One of the issues with the ACA data is that it looks at a couple of the early implementation years before all of the primary care and population health infrastructures were implemented to handle the influx of newly insured patients.

So much of the increase in ED visits among the newly insured was related to the fact that primary care doctors were not equipped to handle a large increase in people with serious illnesses. “It’s very difficult for a private doctor seeing a patient for 15 to 20 minutes to handle that stuff, and the ED has all of the needed diagnostic equipment,” Feinglass says.

“Newly insured people confronting they have diabetes, hypertension, heart failure, kidney problems, and so forth have problems not easily dealt with in primary care practice,” he adds.

In Chicago, care transition and coordination programs are still in the early stages of finding medical homes for Medicaid and uninsured populations, he says.

Case management services can help people deal with their housing, homelessness, substance use, and mental health issues, but it takes time to set up systems to handle the challenges, and it takes money, which is what the ACA provides — at least for now. “Very few researchers know about the ACA’s funding, and most people don’t understand that the ACA’s source of funding is very progressive,” Feinglass says. “It’s a tax on wealthy people that funds all of these subsidies and expenditures.”

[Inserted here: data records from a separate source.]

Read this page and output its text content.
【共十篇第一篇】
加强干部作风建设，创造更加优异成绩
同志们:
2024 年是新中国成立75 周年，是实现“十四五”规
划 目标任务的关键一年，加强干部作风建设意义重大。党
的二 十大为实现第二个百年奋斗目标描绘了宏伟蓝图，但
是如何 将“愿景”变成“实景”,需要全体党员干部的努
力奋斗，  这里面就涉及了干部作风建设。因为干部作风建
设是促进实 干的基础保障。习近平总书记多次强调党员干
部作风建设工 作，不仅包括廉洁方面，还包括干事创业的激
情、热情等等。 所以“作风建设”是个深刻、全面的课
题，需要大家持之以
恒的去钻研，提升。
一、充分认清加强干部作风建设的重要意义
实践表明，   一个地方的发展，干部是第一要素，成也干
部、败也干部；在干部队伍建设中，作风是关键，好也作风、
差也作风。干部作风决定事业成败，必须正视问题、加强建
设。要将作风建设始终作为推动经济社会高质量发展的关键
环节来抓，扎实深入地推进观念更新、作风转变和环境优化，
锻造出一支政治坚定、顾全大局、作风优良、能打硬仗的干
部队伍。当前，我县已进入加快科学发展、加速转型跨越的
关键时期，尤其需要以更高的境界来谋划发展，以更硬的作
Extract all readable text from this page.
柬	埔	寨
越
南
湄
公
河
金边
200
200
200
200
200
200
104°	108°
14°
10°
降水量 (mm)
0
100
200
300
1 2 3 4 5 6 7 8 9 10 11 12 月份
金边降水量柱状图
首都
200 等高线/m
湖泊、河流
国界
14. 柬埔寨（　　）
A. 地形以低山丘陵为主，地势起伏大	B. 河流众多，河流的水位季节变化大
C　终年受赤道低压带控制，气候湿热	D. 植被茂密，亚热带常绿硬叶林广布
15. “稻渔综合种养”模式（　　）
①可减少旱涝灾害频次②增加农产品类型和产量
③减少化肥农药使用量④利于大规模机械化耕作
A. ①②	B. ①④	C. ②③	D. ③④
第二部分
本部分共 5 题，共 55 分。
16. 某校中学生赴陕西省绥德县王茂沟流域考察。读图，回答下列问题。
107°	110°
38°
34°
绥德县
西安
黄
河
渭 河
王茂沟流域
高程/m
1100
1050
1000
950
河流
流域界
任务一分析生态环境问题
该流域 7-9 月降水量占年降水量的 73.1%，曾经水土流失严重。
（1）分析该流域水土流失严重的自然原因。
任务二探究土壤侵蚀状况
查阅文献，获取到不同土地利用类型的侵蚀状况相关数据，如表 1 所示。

Without additional federal or state funding to supplement what providers receive from Medicaid, care coordination and case management services might not be initiated.

“Medicaid in Illinois is not a good example of care coordination,” Feinglass says. “That’s why there’s an increase in ED visits by the Medicaid population.”

If the ACA is reversed, it will slow down the population health and reduce funding for case management services, he says.

“What will happen to funding for care coordination for lower-income Americans who need that kind of care coordination the most, and who use the emergency room the most because they don’t have it?” he says.

“Emergency departments become the social safety net’s last stop,” Feinglass adds. “This is where the healthcare system needs to change.”